Previous research has shown that 47 percent of women visiting sexual health clinics have experienced domestic violence and abuse at some point in their lives and are at a three times greater risk of gynecological and sexual health problems such as sexually transmitted diseases, painful sex, vaginal bleeding and recurrent urinary tract infections.

The study, published in the July edition of Sexually Transmitted Infections, involves more than 4,300 women and highlights the feasibility of sexual health clinics adopting the Identification and Referral to Improve Safety, or IRIS.

"Not only is this a feasible intervention for a sexual health clinic setting, but we also found that clinical leads and busy local DVA service providers were incredibly supportive, with many people understanding the importance of making this work," Dr. Alex Sohal at Queen Mary University of London, said in a press release.

Researchers tested the program in two walk-in sexual health clinics for women, one in east London serving an multi-ethnic, inner city population, and a clinic in Bristol serving an urban population.

Over a seven-week period, 267 women out of 2,568 women were asked about domestic violence, with 16 percent reporting being affected by abuse and 50 percent of the women referred to specialist services.

Over 12 weeks in the Bristol clinic, 1,090 women out of 1,775 were asked about domestic violence with 7 percent reporting abuse and 10 percent of those referred to specialist services.
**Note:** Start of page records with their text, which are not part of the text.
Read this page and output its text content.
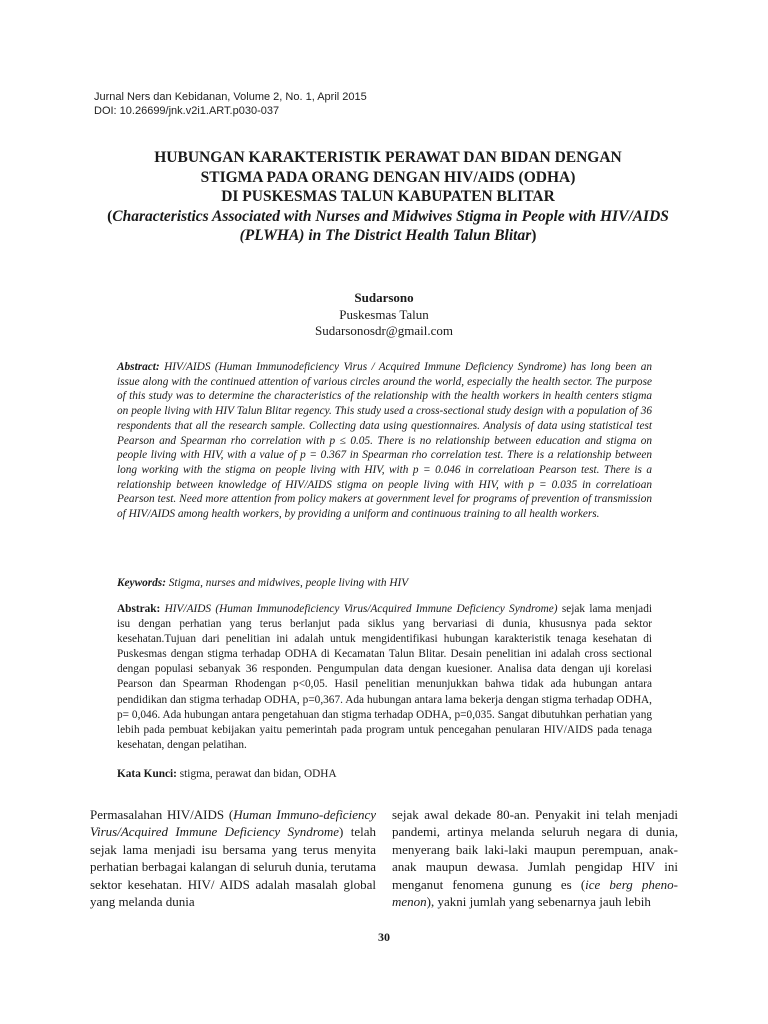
Jurnal Ners dan Kebidanan, Volume 2, No. 1, April 2015
DOI: 10.26699/jnk.v2i1.ART.p030-037
HUBUNGAN KARAKTERISTIK PERAWAT DAN BIDAN DENGAN
STIGMA PADA ORANG DENGAN HIV/AIDS (ODHA)
DI PUSKESMAS TALUN KABUPATEN BLITAR
(Characteristics Associated with Nurses and Midwives Stigma in People with HIV/AIDS (PLWHA) in The District Health Talun Blitar)
Sudarsono
Puskesmas Talun
Sudarsonosdr@gmail.com
Abstract: HIV/AIDS (Human Immunodeficiency Virus / Acquired Immune Deficiency Syndrome) has long been an issue along with the continued attention of various circles around the world, especially the health sector. The purpose of this study was to determine the characteristics of the relationship with the health workers in health centers stigma on people living with HIV Talun Blitar regency. This study used a cross-sectional study design with a population of 36 respondents that all the research sample. Collecting data using questionnaires. Analysis of data using statistical test Pearson and Spearman rho correlation with p ≤ 0.05. There is no relationship between education and stigma on people living with HIV, with a value of p = 0.367 in Spearman rho correlation test. There is a relationship between long working with the stigma on people living with HIV, with p = 0.046 in correlatioan Pearson test. There is a relationship between knowledge of HIV/AIDS stigma on people living with HIV, with p = 0.035 in correlatioan Pearson test. Need more attention from policy makers at government level for programs of prevention of transmission of HIV/AIDS among health workers, by providing a uniform and continuous training to all health workers.
Keywords: Stigma, nurses and midwives, people living with HIV
Abstrak: HIV/AIDS (Human Immunodeficiency Virus/Acquired Immune Deficiency Syndrome) sejak lama menjadi isu dengan perhatian yang terus berlanjut pada siklus yang bervariasi di dunia, khususnya pada sektor kesehatan.Tujuan dari penelitian ini adalah untuk mengidentifikasi hubungan karakteristik tenaga kesehatan di Puskesmas dengan stigma terhadap ODHA di Kecamatan Talun Blitar. Desain penelitian ini adalah cross sectional dengan populasi sebanyak 36 responden. Pengumpulan data dengan kuesioner. Analisa data dengan uji korelasi Pearson dan Spearman Rhodengan p<0,05. Hasil penelitian menunjukkan bahwa tidak ada hubungan antara pendidikan dan stigma terhadap ODHA, p=0,367. Ada hubungan antara lama bekerja dengan stigma terhadap ODHA, p= 0,046. Ada hubungan antara pengetahuan dan stigma terhadap ODHA, p=0,035. Sangat dibutuhkan perhatian yang lebih pada pembuat kebijakan yaitu pemerintah pada program untuk pencegahan penularan HIV/AIDS pada tenaga kesehatan, dengan pelatihan.
Kata Kunci: stigma, perawat dan bidan, ODHA
Permasalahan HIV/AIDS (Human Immuno-deficiency Virus/Acquired Immune Deficiency Syndrome) telah sejak lama menjadi isu bersama yang terus menyita perhatian berbagai kalangan di seluruh dunia, terutama sektor kesehatan. HIV/ AIDS adalah masalah global yang melanda dunia
sejak awal dekade 80-an. Penyakit ini telah menjadi pandemi, artinya melanda seluruh negara di dunia, menyerang baik laki-laki maupun perempuan, anak-anak maupun dewasa. Jumlah pengidap HIV ini menganut fenomena gunung es (ice berg pheno-menon), yakni jumlah yang sebenarnya jauh lebih
30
"Women attend sexual health clinics for care of their sexual health but little thought is given to whether the relationship with the person that a woman has sex with directly harms her health," Sohal said. "Without training, system level changes and senior managerial support, clinicians end up ignoring DVA [domestic violence and abuse] in consultations or have an arbitrary approach that fails many women affected by DVA."